Some people say it was a taxidermist in Douglas who created the first jackalope in 1934. The taxidermist was late for dinner one night and tossed a dead rabbit down on the ground next to a pair of antlers lying on the floor of his shop. When the taxidermist came back from dinner, he looked at the rabbit and the antlers and decided to mount them together, just as they were. The taxidermist made a fortune selling jackalope trophies. The Douglas Chamber of Commerce issues thousands of official jackalope hunting licenses every year. The hunting of jackalopes is highly restricted, though, allowed only between midnight and 2:00 a.m. on June 31.
Anyway, here’s the thing about doorways: once you go through, you’re through. That is to say, even if you go back, you will never see the world the same as before. It’s like being nearsighted and looking through eyeglasses for the first time. You can take the glasses off, but you will always know that cottonwood leaves shimmy singularly in the wind.
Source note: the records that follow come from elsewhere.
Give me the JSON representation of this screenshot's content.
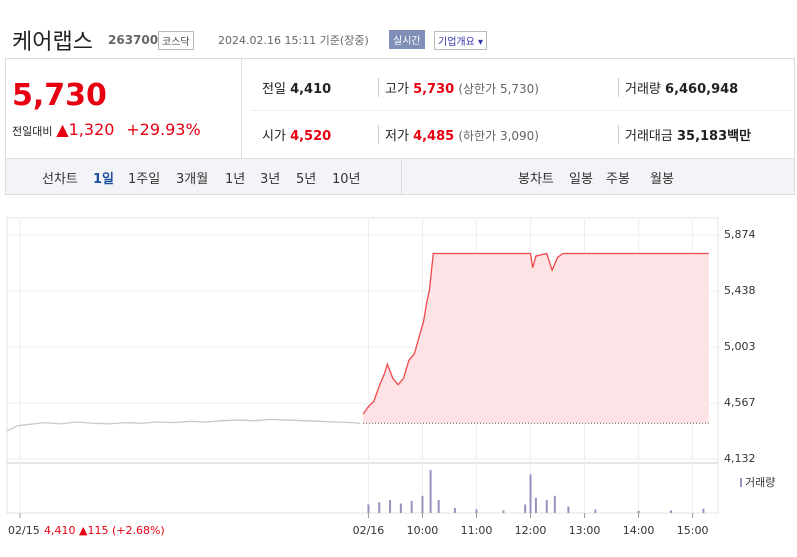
{
  "header": {
    "name": "케어랩스",
    "code": "263700",
    "market": "코스닥",
    "time": "2024.02.16 15:11 기준(장중)",
    "realtime": "실시간",
    "overview": "기업개요"
  },
  "quote": {
    "price": "5,730",
    "change_label": "전일대비",
    "change": "1,320",
    "percent": "+29.93%"
  },
  "stats": [
    {
      "label": "전일",
      "value": "4,410"
    },
    {
      "label": "고가",
      "value": "5,730",
      "note": "(상한가 5,730)"
    },
    {
      "label": "거래량",
      "value": "6,460,948"
    },
    {
      "label": "시가",
      "value": "4,520"
    },
    {
      "label": "저가",
      "value": "4,485",
      "note": "(하한가 3,090)"
    },
    {
      "label": "거래대금",
      "value": "35,183",
      "unit": "백만"
    }
  ],
  "tabs": {
    "line_label": "선차트",
    "line": [
      "1일",
      "1주일",
      "3개월",
      "1년",
      "3년",
      "5년",
      "10년"
    ],
    "candle_label": "봉차트",
    "candle": [
      "일봉",
      "주봉",
      "월봉"
    ]
  },
  "chart_data": {
    "type": "line",
    "xlim": [
      2.31,
      15.47
    ],
    "xticks": [
      {
        "value": 2.55,
        "label": "02/15"
      },
      {
        "value": 9.0,
        "label": "02/16"
      },
      {
        "value": 10.0,
        "label": "10:00"
      },
      {
        "value": 11.0,
        "label": "11:00"
      },
      {
        "value": 12.0,
        "label": "12:00"
      },
      {
        "value": 13.0,
        "label": "13:00"
      },
      {
        "value": 14.0,
        "label": "14:00"
      },
      {
        "value": 15.0,
        "label": "15:00"
      }
    ],
    "ylim": [
      4101,
      6006
    ],
    "yticks": [
      {
        "value": 4132,
        "label": "4,132"
      },
      {
        "value": 4567,
        "label": "4,567"
      },
      {
        "value": 5003,
        "label": "5,003"
      },
      {
        "value": 5438,
        "label": "5,438"
      },
      {
        "value": 5874,
        "label": "5,874"
      }
    ],
    "grid": true,
    "reference": 4410,
    "series": [
      {
        "color": "#c8c8c8",
        "x": [
          2.31,
          2.5,
          2.7,
          3.0,
          3.3,
          3.6,
          3.9,
          4.2,
          4.5,
          4.8,
          5.1,
          5.4,
          5.7,
          6.0,
          6.3,
          6.6,
          6.9,
          7.2,
          7.5,
          7.8,
          8.1,
          8.4,
          8.7,
          8.85
        ],
        "values": [
          4350,
          4390,
          4400,
          4415,
          4405,
          4420,
          4410,
          4405,
          4415,
          4410,
          4420,
          4415,
          4425,
          4420,
          4430,
          4435,
          4430,
          4440,
          4435,
          4430,
          4425,
          4420,
          4415,
          4410
        ]
      },
      {
        "color": "#f04848",
        "fill": "#fde3e5",
        "x": [
          8.9,
          9.0,
          9.1,
          9.2,
          9.3,
          9.35,
          9.45,
          9.55,
          9.65,
          9.75,
          9.85,
          9.95,
          10.02,
          10.08,
          10.13,
          10.2,
          11.0,
          12.0,
          12.04,
          12.1,
          12.3,
          12.4,
          12.5,
          12.6,
          13.0,
          14.0,
          15.3
        ],
        "values": [
          4480,
          4540,
          4580,
          4700,
          4800,
          4870,
          4760,
          4710,
          4760,
          4900,
          4950,
          5100,
          5200,
          5350,
          5450,
          5730,
          5730,
          5730,
          5620,
          5710,
          5730,
          5600,
          5700,
          5730,
          5730,
          5730,
          5730
        ]
      }
    ],
    "volume": {
      "name": "거래량",
      "color": "#9b8fbf",
      "ylim": [
        0,
        100
      ],
      "x": [
        9.0,
        9.2,
        9.4,
        9.6,
        9.8,
        10.0,
        10.15,
        10.3,
        10.6,
        11.0,
        11.5,
        11.9,
        12.0,
        12.1,
        12.3,
        12.45,
        12.7,
        13.2,
        14.0,
        14.6,
        15.2
      ],
      "values": [
        20,
        25,
        30,
        22,
        28,
        40,
        100,
        30,
        12,
        8,
        6,
        20,
        90,
        35,
        30,
        40,
        15,
        8,
        5,
        6,
        10
      ]
    },
    "summary": {
      "close": "4,410",
      "change": "▲115 (+2.68%)"
    }
  }
}
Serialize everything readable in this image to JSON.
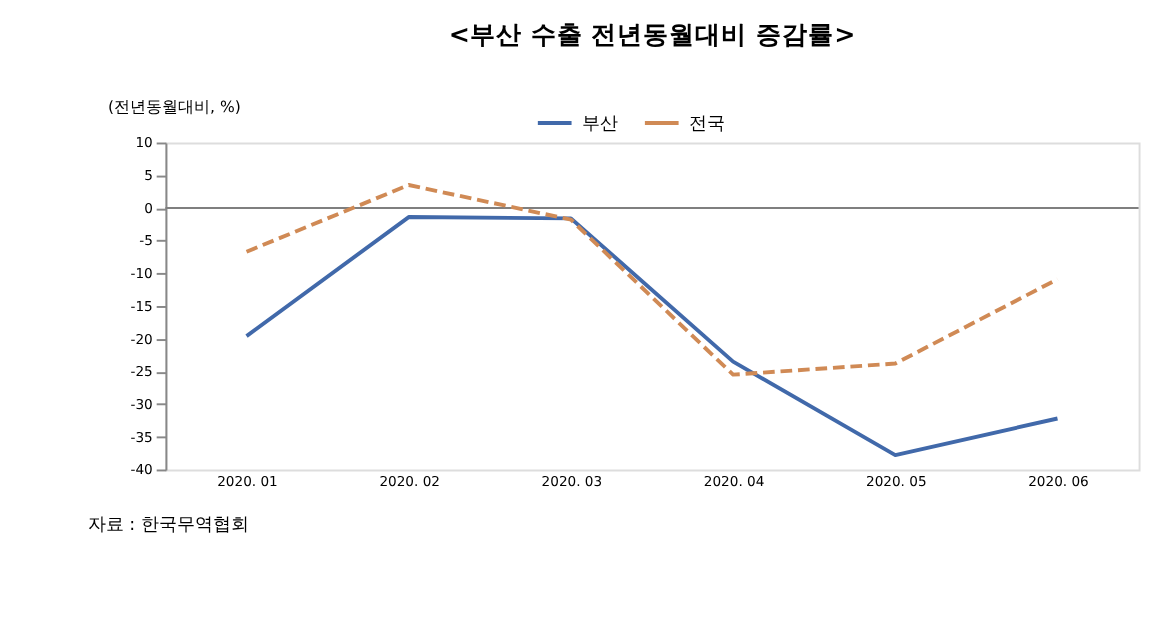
{
  "chart_data": {
    "type": "line",
    "title": "<부산 수출 전년동월대비 증감률>",
    "ylabel": "(전년동월대비, %)",
    "categories": [
      "2020. 01",
      "2020. 02",
      "2020. 03",
      "2020. 04",
      "2020. 05",
      "2020. 06"
    ],
    "series": [
      {
        "name": "부산",
        "color": "#4169aa",
        "values": [
          -19.6,
          -1.4,
          -1.6,
          -23.5,
          -37.8,
          -32.2
        ],
        "line_style": "solid"
      },
      {
        "name": "전국",
        "color": "#d08a55",
        "values": [
          -6.7,
          3.5,
          -1.8,
          -25.5,
          -23.8,
          -10.9
        ],
        "line_style": "dashed"
      }
    ],
    "ylim": [
      -40,
      10
    ],
    "yticks": [
      10,
      5,
      0,
      -5,
      -10,
      -15,
      -20,
      -25,
      -30,
      -35,
      -40
    ],
    "ref_lines": [
      {
        "axis": "y",
        "value": 0,
        "color": "#7f7f7f"
      }
    ],
    "grid": false,
    "legend": "top",
    "marker": "none",
    "annotations": [
      "자료 : 한국무역협회"
    ]
  }
}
Someday I will go back to the Wyoming of my childhood. I will roam the open fields all the way to the foothills. Forget mountains—they’re too far out. In the fields, I will smell the peppery dirt. I will rub sage into my palms, my hair, my mouth. I will rip a tumbleweed from the ground and feed it to the wind.
I will visit the town of Douglas on June 31 between midnight and 2:00 a.m. I will walk in the moonlight and cast a watchful eye. I will trace my fingers along the length of barbed wire that separates one plot from another. I will feel in the dark for that particular point, sharp and exact, where I turned.